If they cannot get the documents, they may not be able to recommend the bonds, she added.

Pope also said that one of the big concerns in the wake of the SEC's adoption of these disclosure rules is how well material-event disclosure will work.

The rules require issuers and obligors to send repositories or the Municipal Securities Rulemaking Board -- as well as any state depository where the bonds are issued -- notices of material events that could affect bonds, such as delinquent debt service payments or rating changes.

"I think that the municipal world still does not fully understand what event disclosure is," said Pope. "The great majority of issuers and bond lawyers have not dealt with event disclosure."

"I'm concerned that local governments will have some difficulty figuring out both What it is that requires event disclosure and how promptly [notices of material events] must be gotten to the market," he said.

Several other market participants agreed.

But Kintzinger said that he has dealt with several event disclosures and that in each case the parties to the bond transaction had no problem agreeing about what should be disclosed and when.

"I seldom see disagreement over whether certain events are material for event disclosure purposes," he said.

Kintzinger added: "The strength of the release and the rules is that in so many instances they refer to the participants of transactions and their professional judgment to determine what's material. That's good."

The SEC rules and release provide flexibility for market participants and show that the SEC was sensitive to both the needs and concerns of the municipal bond market, he said.

Bateman agreed. "I think accommodation is a key word here.

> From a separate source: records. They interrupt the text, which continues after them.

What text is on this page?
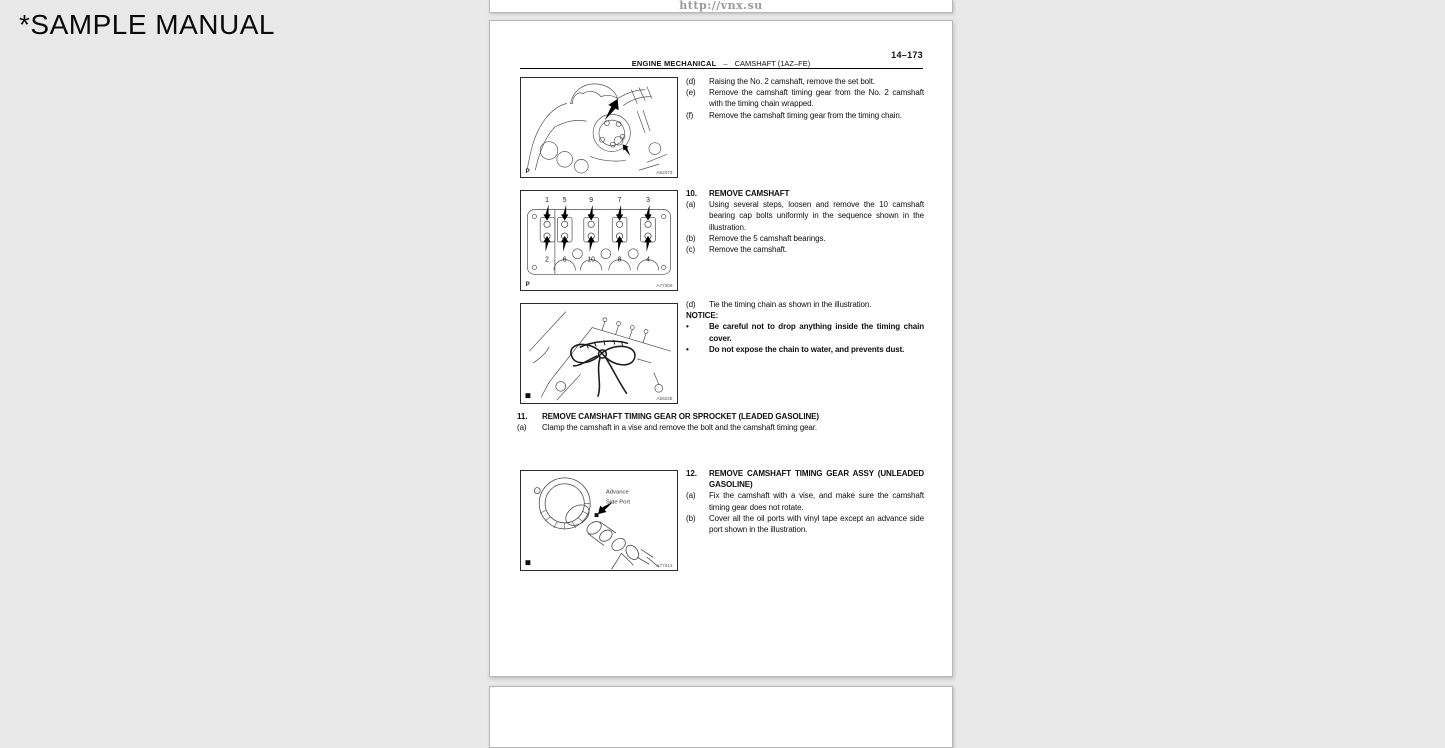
*SAMPLE MANUAL
http://vnx.su
14–173
ENGINE MECHANICAL – CAMSHAFT (1AZ–FE)
P	A52473
1 5	9	7	3
2 6	10	8	4
P	A77309
A56228
Advance
Side Port
A77413
(d)	Raising the No. 2 camshaft, remove the set bolt.
(e)	Remove the camshaft timing gear from the No. 2 camshaft with the timing chain wrapped.
(f)	Remove the camshaft timing gear from the timing chain.
10.	REMOVE CAMSHAFT
(a)	Using several steps, loosen and remove the 10 camshaft bearing cap bolts uniformly in the sequence shown in the illustration.
(b)	Remove the 5 camshaft bearings.
(c)	Remove the camshaft.
(d)	Tie the timing chain as shown in the illustration.
NOTICE:
•	Be careful not to drop anything inside the timing chain cover.
•	Do not expose the chain to water, and prevents dust.
11.	REMOVE CAMSHAFT TIMING GEAR OR SPROCKET (LEADED GASOLINE)
(a)	Clamp the camshaft in a vise and remove the bolt and the camshaft timing gear.
12.	REMOVE CAMSHAFT TIMING GEAR ASSY (UNLEADED GASOLINE)
(a)	Fix the camshaft with a vise, and make sure the camshaft timing gear does not rotate.
(b)	Cover all the oil ports with vinyl tape except an advance side port shown in the illustration.
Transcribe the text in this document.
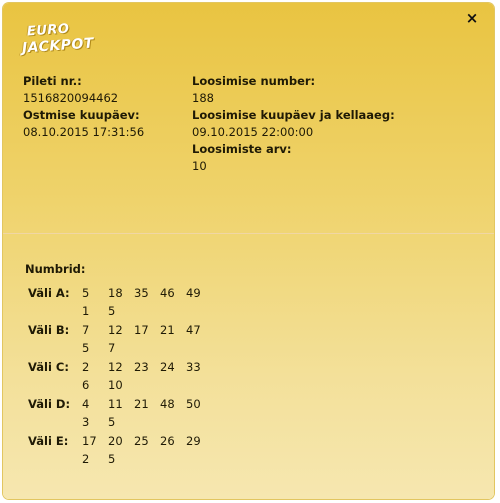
×
EURO
JACKPOT
Pileti nr.:
1516820094462
Ostmise kuupäev:
08.10.2015 17:31:56
Loosimise number:
188
Loosimise kuupäev ja kellaaeg:
09.10.2015 22:00:00
Loosimiste arv:
10
Numbrid:
Väli A:	5 18 35 46 49
1 5
Väli B:	7 12 17 21 47
5 7
Väli C:	2 12 23 24 33
6 10
Väli D:	4 11 21 48 50
3 5
Väli E:	17 20 25 26 29
2 5
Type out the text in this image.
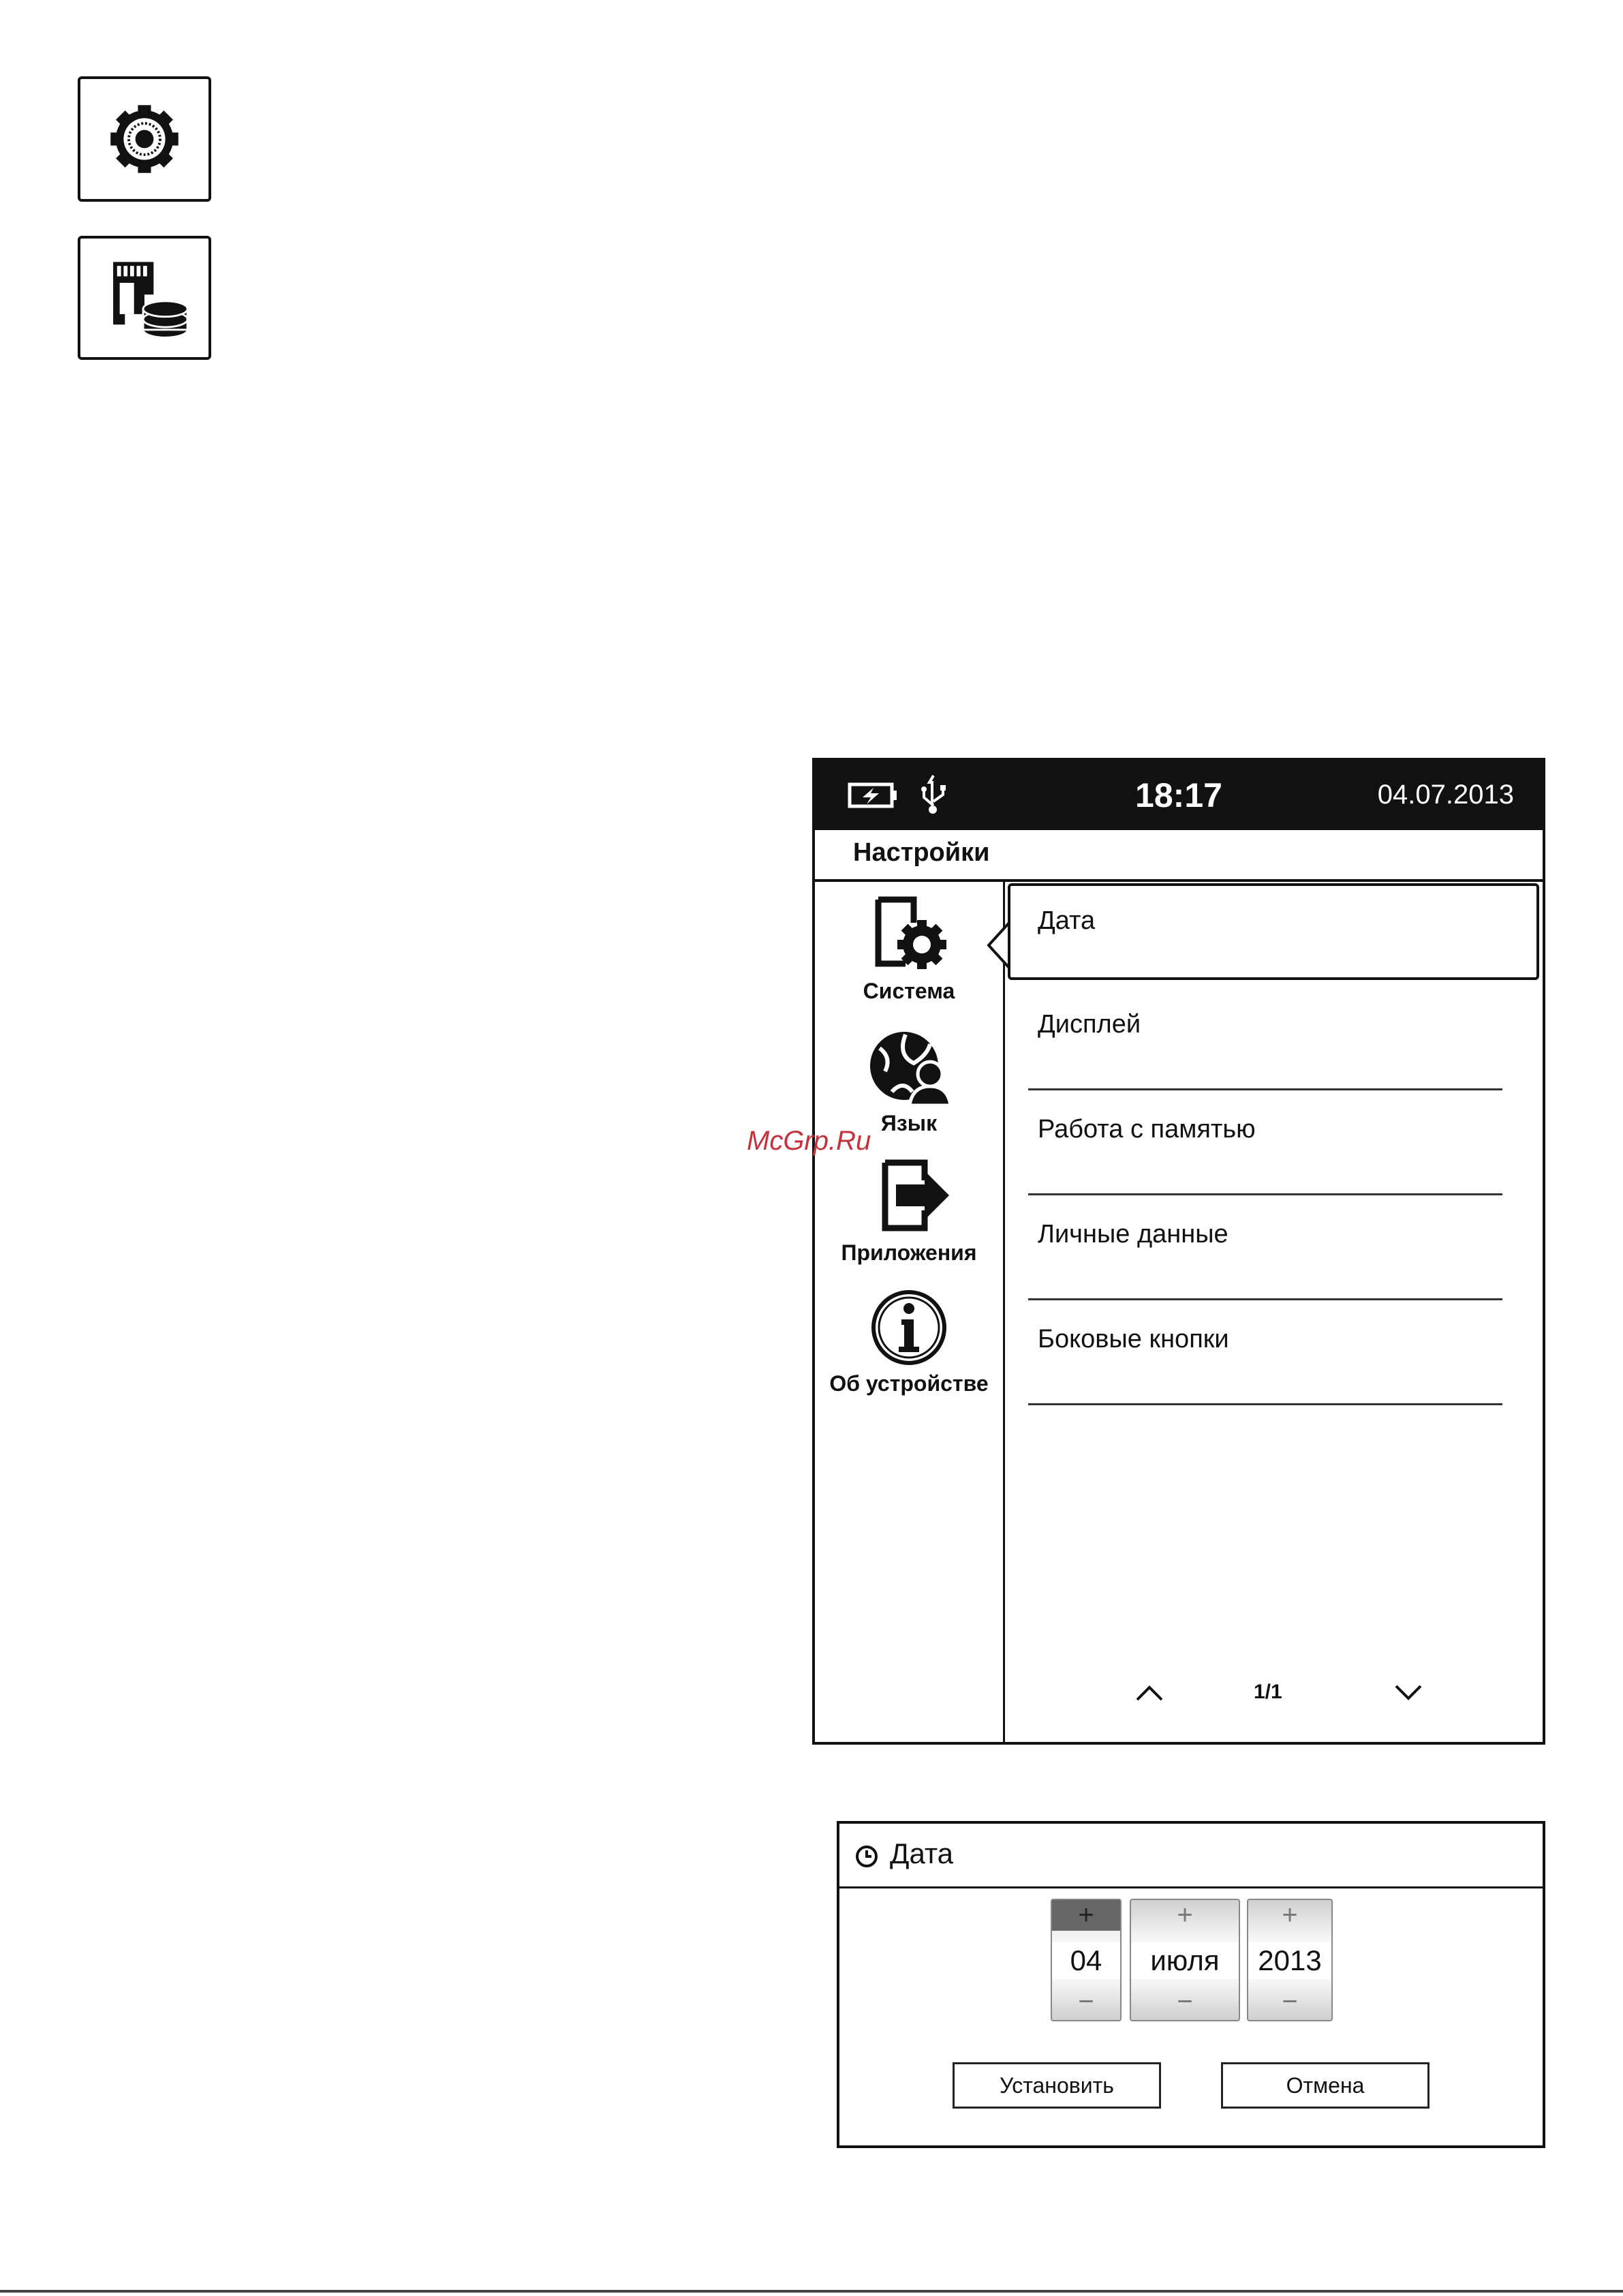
18:17	04.07.2013
Настройки
Система
Язык
Приложения
Об устройстве
Дата
Дисплей
Работа с памятью
Личные данные
Боковые кнопки
1/1
McGrp.Ru
Дата
+
04
−
+
июля
−
+
2013
−
Установить	Отмена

What they tried to do here is accommodate as many of us as they could."

Fredric Weber, a lawyer with Fulbright & Jaworski in Houston, said the rules "are more flexible and better than what was proposed."

However, he said, the SEC appears to have effected a "sleight of hand" with regard to its earlier proposed requirement to bar broker-dealers from recommending bonds unless they had first reviewed the issuer's financial information.

The final rules say instead that broker-dealers must have systems and procedures in place for monitoring material events that could affect the bonds they recommend.

However, the SEC reminds brokerdealers in its release on the rules that they may have to take issuers' financial information into account when recommending bonds under existing Municipal Securities Rulemaking Board rules and securities laws' antifraud provisions.

"They still have a duty to their customers to review or otherwise take into account" such information, said Weber. So all of the concerns about the proposed requirement should still be valid, he said.

But bond lawyers and other market practitioners will probably have many questions about how to comply with these rules as they move toward the effective date of July 3 next year.

Under the SEC rules, issuers and obligors must agree in writing to provide ongoing disclosure for primary offerings done on or after that date.